Apple’s newly unveiled iOS7 gives a dramatic re-work on the interface, and has some interesting new features under the hood, some that users will enjoy and some that will delight or frustrate your developers.

One that is sure to frustrate more than a few developers is the elimination of using MAC addresses for tracking, as they previously did with UDID, as a few low-level network APIs are being deprecated, in the seemingly never-ending cat and mouse of unique device identification.

Users of iOS7 will get multitasking, AirDrop (a WIFI file sharing service - which will be immensely useful); integration with certain car models (mostly US models); security improvements - an app specific VPN has some interesting possibilities; make calls over WiFi; and like the iOS Twitter integration, Tencent Weibo integration is now baked into iOS7. 

I have also seen mentions of an an extended Chinese-English dictionary and handwritten character recognition, but haven’t been able to verify or test these features out.

One of the core concepts in iOS7’s new user interface is ‘deference’ - so it serves its functional role smartly and competently without competing with the content.

There is opportunity to be creative with it and of course a level of customization is possible, but why spend time and energy on that when you should be spending it on your content?

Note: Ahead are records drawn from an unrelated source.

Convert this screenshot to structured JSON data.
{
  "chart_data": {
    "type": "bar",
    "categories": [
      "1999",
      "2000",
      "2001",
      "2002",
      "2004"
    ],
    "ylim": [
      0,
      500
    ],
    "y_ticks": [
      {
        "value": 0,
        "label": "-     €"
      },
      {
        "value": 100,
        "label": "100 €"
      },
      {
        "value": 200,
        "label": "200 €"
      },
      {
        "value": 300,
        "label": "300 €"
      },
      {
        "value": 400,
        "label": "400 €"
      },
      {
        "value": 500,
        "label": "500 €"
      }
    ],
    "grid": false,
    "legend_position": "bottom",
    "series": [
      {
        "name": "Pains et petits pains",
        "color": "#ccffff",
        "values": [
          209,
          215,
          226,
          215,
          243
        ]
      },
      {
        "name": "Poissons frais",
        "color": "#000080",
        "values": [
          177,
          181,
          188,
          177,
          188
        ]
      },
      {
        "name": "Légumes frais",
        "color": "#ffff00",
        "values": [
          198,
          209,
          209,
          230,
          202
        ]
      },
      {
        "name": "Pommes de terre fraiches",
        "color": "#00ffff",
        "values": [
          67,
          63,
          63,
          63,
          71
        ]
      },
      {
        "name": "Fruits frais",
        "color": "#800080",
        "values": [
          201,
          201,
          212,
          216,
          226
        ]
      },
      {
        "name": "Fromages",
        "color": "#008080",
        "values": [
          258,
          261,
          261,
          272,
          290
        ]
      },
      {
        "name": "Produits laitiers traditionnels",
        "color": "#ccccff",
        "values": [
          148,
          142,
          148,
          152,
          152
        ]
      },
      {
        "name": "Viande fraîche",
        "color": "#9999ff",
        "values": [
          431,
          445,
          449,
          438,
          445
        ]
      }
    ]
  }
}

There is an obvious advertising parallel in what the master of the craft, David Ogilvy, preached to his clients: A great ad sells the product, not itself. Takeaway - if the majority of your app’s appeal was wrapped up in skeuomorphic UI, then you’re about to lose your appeal.

The new UI itself is raising a few eyebrows - what Apple has done sounds good, and the design theory is sound. It even looks good on the website and various screenshots around the web, but testing it on a live device, it’s a bit of a mixed bag. Obviously this is the beta release and there is some tuning to do.

Viewing it on a new device with default screen contrast and brightness, on the default background as installed isn’t a good match with the app icons. There is just too much color, and it’s easy for things to blend together. Backgrounds are easy to change though.

Strangely, as the interface pulls back from visual effects to trick the eye into seeing objects that have dimension, the app icons have a parallax effect to imply depth and distance from the background. Oddly out of place in the stated goal of the interface, but by itself a nice detail. Once in an app though, things are smoother.

The borderless buttons are nice - it feels like most other modern apps now. The use of transparency is a nice touch - some places a bit too subtle, but overall well done.

iOS7 isn’t due out in final form for a few months, and there will likely be refinements as the release get’s closer. So think about what your app does and how it does it - and with the new interface, content is king!